Nato a Crotone il 29 ottobre 1950, Rino Gaetano trascorse l’infanzia tra Calabria e Roma, trasferendosi nella capitale intorno ai dieci anni. Fin da giovane mostrò interesse per la musica e il teatro, esibendosi in piccoli gruppi e frequentando il celebre Folkstudio, dove conobbe artisti come Antonello Venditti e Francesco De Gregori.
Il suo debutto discografico avvenne nei primi anni Settanta con alcuni 45 giri, ma la popolarità arrivò nel 1975 con il singolo Ma il cielo è sempre più blu che consolidò il suo stile ironico e dissacrante. Seguì l’album Mio fratello è figlio unico (1976) e poi Aida (1977), lavori in cui Rino combinava temi sociali e surreali, sperimentando nuovi strumenti e sonorità. Il punto di svolta fu la partecipazione al Festival di Sanremo 1978 con Gianna, brano diventato un grande successo nonostante fosse tra i meno amati dal cantautore, e il lancio del controverso singolo Nuntereggae più, famoso per i riferimenti a politici e personaggi pubblici.
Rino Gaetano ha ispirato le generazioni successive
Negli ultimi anni Gaetano continuò a sperimentare musicalmente, incidendo album come Resta vile maschio, dove vai? (1979) e E io ci sto (1980), e collaborando con artisti come Riccardo Cocciante: A mano a mano per esempio è un brano di Cocciante diventato famoso come canzone di Rino Gaetano . Le sue esibizioni si caratterizzavano per scenografie e costumi originali, sempre accompagnati da ironia e provocazione. La vita di Rino Gaetano si interruppe tragicamente il 2 giugno 1981 a Roma, in un incidente stradale all’età di 30 anni.

L’omaggio arriva in un momento in cui l’eredità di Gaetano sembra più viva che mai.
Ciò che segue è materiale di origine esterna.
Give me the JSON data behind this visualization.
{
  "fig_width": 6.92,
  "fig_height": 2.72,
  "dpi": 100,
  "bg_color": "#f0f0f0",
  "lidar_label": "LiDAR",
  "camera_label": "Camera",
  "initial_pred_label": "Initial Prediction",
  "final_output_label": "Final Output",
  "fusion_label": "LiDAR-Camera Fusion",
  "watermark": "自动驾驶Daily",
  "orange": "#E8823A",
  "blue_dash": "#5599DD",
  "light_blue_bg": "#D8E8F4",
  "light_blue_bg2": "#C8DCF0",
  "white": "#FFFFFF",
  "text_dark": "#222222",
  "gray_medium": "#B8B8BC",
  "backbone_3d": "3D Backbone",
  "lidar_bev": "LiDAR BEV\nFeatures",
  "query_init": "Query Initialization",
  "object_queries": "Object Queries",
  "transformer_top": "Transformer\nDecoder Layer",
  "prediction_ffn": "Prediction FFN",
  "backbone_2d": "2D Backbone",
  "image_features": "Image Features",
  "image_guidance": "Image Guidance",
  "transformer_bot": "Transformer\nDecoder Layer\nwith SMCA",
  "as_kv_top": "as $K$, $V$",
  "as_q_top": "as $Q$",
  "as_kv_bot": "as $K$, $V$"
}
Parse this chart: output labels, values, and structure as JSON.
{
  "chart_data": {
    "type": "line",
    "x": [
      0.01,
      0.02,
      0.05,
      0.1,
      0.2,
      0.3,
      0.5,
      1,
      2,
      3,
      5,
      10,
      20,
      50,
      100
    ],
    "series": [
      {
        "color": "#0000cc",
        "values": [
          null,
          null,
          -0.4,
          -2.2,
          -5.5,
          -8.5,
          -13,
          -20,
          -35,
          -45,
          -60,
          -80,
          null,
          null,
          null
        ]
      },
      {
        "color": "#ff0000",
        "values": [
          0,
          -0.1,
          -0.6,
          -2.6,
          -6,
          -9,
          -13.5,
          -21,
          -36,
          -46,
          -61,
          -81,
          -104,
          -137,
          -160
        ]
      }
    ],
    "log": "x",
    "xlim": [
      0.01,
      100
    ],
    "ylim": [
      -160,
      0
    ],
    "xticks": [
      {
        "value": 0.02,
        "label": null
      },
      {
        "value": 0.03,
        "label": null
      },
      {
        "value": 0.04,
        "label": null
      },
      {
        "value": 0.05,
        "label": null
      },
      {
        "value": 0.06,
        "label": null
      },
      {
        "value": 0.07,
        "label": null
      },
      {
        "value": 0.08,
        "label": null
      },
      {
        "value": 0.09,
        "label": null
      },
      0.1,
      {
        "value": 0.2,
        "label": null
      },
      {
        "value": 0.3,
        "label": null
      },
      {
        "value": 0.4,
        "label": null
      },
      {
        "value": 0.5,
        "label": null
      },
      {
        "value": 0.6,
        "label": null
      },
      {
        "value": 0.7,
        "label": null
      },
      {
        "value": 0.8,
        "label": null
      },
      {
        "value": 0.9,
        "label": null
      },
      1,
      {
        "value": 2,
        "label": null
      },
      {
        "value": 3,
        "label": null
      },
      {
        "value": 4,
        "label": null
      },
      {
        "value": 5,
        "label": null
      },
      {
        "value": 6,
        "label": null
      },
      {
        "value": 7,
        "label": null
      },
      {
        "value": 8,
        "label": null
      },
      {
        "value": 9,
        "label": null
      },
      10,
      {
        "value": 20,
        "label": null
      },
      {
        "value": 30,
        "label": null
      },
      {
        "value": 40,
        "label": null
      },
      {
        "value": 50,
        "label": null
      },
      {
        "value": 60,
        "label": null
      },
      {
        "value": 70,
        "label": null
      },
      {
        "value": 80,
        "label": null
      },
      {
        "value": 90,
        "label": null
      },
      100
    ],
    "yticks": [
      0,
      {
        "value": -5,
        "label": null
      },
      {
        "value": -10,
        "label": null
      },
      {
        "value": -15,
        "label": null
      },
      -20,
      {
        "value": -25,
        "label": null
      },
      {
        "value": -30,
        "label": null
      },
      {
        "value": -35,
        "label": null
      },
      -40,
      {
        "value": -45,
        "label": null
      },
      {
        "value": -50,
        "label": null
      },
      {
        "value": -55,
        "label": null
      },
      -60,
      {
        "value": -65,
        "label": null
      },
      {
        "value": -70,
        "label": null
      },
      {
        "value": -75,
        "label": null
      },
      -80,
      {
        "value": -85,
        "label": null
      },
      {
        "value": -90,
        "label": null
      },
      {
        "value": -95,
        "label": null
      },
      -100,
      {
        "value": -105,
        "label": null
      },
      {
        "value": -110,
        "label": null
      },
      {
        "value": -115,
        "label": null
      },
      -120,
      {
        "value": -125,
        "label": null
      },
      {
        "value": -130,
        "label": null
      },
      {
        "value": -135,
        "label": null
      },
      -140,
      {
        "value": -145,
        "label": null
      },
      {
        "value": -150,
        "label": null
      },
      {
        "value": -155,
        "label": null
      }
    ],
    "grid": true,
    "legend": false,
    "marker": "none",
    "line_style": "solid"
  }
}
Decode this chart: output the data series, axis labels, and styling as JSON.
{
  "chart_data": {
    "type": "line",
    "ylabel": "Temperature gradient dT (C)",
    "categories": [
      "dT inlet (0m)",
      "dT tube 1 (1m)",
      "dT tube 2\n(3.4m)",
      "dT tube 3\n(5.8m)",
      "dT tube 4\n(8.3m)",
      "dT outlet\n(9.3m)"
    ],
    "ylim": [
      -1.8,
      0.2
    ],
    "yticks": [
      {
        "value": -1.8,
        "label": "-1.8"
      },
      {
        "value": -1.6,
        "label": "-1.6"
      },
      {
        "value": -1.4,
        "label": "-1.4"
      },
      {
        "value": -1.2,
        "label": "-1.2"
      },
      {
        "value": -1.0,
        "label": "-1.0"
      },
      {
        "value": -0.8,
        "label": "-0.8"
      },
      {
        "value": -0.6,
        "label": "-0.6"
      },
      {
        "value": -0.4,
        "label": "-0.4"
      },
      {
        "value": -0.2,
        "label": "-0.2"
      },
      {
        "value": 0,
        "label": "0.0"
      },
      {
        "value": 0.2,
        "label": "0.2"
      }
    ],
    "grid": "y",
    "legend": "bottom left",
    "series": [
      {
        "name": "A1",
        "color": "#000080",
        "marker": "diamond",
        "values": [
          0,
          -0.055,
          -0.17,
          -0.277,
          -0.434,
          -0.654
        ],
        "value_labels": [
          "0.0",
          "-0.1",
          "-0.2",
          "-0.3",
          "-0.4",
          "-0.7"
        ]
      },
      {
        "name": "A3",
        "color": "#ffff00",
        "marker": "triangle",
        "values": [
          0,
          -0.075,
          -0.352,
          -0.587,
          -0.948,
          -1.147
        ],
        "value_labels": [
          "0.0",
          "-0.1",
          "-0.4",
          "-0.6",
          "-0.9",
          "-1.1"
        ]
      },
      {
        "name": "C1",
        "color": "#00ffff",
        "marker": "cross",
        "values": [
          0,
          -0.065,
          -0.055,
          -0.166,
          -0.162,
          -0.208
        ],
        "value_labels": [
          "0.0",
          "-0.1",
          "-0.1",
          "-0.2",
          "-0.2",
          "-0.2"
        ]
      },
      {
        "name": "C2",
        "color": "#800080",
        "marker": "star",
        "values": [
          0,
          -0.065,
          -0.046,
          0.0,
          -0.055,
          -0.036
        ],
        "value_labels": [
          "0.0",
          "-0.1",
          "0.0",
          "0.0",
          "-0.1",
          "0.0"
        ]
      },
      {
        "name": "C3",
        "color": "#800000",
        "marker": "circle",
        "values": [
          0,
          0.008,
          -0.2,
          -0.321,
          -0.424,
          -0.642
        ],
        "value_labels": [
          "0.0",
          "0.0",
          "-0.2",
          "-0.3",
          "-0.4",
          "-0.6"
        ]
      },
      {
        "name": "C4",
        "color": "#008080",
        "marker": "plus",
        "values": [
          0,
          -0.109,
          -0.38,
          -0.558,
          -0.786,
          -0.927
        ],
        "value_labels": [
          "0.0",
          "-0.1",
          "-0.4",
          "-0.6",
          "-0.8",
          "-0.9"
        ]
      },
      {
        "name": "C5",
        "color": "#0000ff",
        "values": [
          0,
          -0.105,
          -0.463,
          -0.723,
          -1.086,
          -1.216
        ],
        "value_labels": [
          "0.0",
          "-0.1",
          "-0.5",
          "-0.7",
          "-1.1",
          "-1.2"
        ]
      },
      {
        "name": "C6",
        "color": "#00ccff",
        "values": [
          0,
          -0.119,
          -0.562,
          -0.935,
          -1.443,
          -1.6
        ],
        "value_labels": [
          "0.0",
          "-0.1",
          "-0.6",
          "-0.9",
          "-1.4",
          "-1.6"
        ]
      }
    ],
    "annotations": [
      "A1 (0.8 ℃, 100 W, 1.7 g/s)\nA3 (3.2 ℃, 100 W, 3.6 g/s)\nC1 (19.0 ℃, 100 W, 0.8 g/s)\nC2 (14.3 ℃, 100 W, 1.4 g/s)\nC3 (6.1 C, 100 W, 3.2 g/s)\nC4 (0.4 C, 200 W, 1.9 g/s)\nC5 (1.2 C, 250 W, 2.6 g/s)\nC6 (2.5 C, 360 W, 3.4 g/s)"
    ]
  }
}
La sua capacità di intrecciare parole, musica e satira ha fatto scuola, trasformando melodie apparentemente leggere in strumenti di riflessione. Chi ha seguito il percorso dell’artista sa quanto fosse difficile racchiudere in un’unica definizione il suo talento: da un lato un cantautore popolare, capace di conquistare le classifiche, dall’altro un osservatore acuto della società italiana, in grado di mettere in luce contraddizioni e assurdità con leggerezza e ironia.
Eppure, nonostante il tempo trascorso, il mito di Rino Gaetano continua a crescere. L’iniziativa della Treccani rappresenta una sorta di riconciliazione tra il grande pubblico e il suo genio artistico. “Un’autentica star della musica leggera italiana“, così lo definisce L’Enciclopedia della Musica Contemporanea, diretta dallo scomparso Ernesto Assante e da Sandro Cappelletto, in uscita a settembre.
Un omaggio che non si limita a commemorare il passato, ma che offre anche una chiave di lettura per comprendere la musica italiana contemporanea e il modo in cui la satira può trasformarsi in strumento culturale. Per chi ama la musica italiana, questo tributo rappresenta un’occasione unica per riscoprire un autore senza tempo, la cui voce e il cui messaggio restano più attuali che mai. La celebrazione della Treccani si propone di raccontare Rino Gaetano in tutta la sua complessità e il suo carisma.